A walled monastic forest of ancient trees planted by monks under threat of excommunication, hiding a neo-Manueline palace-hotel that feels like a fever dream in the best way.
The road into Buçaco climbs through increasingly dense forest until the trees close overhead like a tunnel, and then, at a bend I wasn’t ready for, the Palace Hotel appears — a riot of turrets, carved stone windows, and azulejo panels that looks like someone crossed a monastery with a wedding cake. I’d read about it beforehand and still laughed out loud in the car. It was built in the early 1900s as a royal hunting lodge in a wildly ornate neo-Manueline style, King Manuel II slept there for exactly one night before being exiled when the monarchy fell in 1910, and it’s been a hotel ever since — one you can walk into and wander even if you’re not staying, which I did, feeling mildly like a trespasser in someone else’s fantasy.

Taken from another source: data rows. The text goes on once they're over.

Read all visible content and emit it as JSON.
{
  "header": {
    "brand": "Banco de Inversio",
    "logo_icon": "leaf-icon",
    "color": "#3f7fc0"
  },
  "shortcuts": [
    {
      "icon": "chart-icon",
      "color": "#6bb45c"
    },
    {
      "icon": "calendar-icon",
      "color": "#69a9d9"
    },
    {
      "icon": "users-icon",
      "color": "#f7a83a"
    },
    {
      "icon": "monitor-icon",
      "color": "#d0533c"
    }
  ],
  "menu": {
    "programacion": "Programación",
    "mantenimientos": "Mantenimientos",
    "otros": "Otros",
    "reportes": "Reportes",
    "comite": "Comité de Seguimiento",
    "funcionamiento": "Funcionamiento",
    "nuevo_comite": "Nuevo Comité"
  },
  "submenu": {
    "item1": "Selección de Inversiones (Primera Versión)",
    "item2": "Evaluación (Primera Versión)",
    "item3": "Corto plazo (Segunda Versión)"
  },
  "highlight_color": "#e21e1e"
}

A Forest Monks Weren’t Allowed to Touch
What makes Buçaco genuinely strange, though, isn’t the palace — it’s the forest around it. Carmelite monks settled here in the seventeenth century and planted trees from across the Portuguese empire — cedars from Goa, sequoias, cypresses from Mexico, a species list that reads like a colonial botanical inventory — and to protect their sanctuary, Pope Urban VIII issued a papal bull in 1643 threatening excommunication to anyone who damaged so much as a branch. That threat, absurdly, outlasted the monastery itself; the trees are still here, some of them among the tallest in Europe, and the forest floor stays cool and dim even at noon in August.

I walked the Via Sacra, a path lined with life-size stone chapels depicting the Stations of the Cross, moss creeping up their bases, and didn’t see another person for almost forty minutes — just birdsong and the particular hush that only very old forests seem to produce. At one clearing I sat on a low wall and ate an orange I’d been carrying since Coimbra, and it felt like the most contemplative snack of the whole trip.

I ended up having coffee on the Palace Hotel’s terrace, absurdly overdressed for the setting in a t-shirt and hiking boots, watching peacocks strut across the lawn like they owned the deed.
When to go: Autumn, when the forest’s mix of deciduous and evergreen species turns the light gold and amber, and the crowds thin enough that the Via Sacra feels genuinely solitary.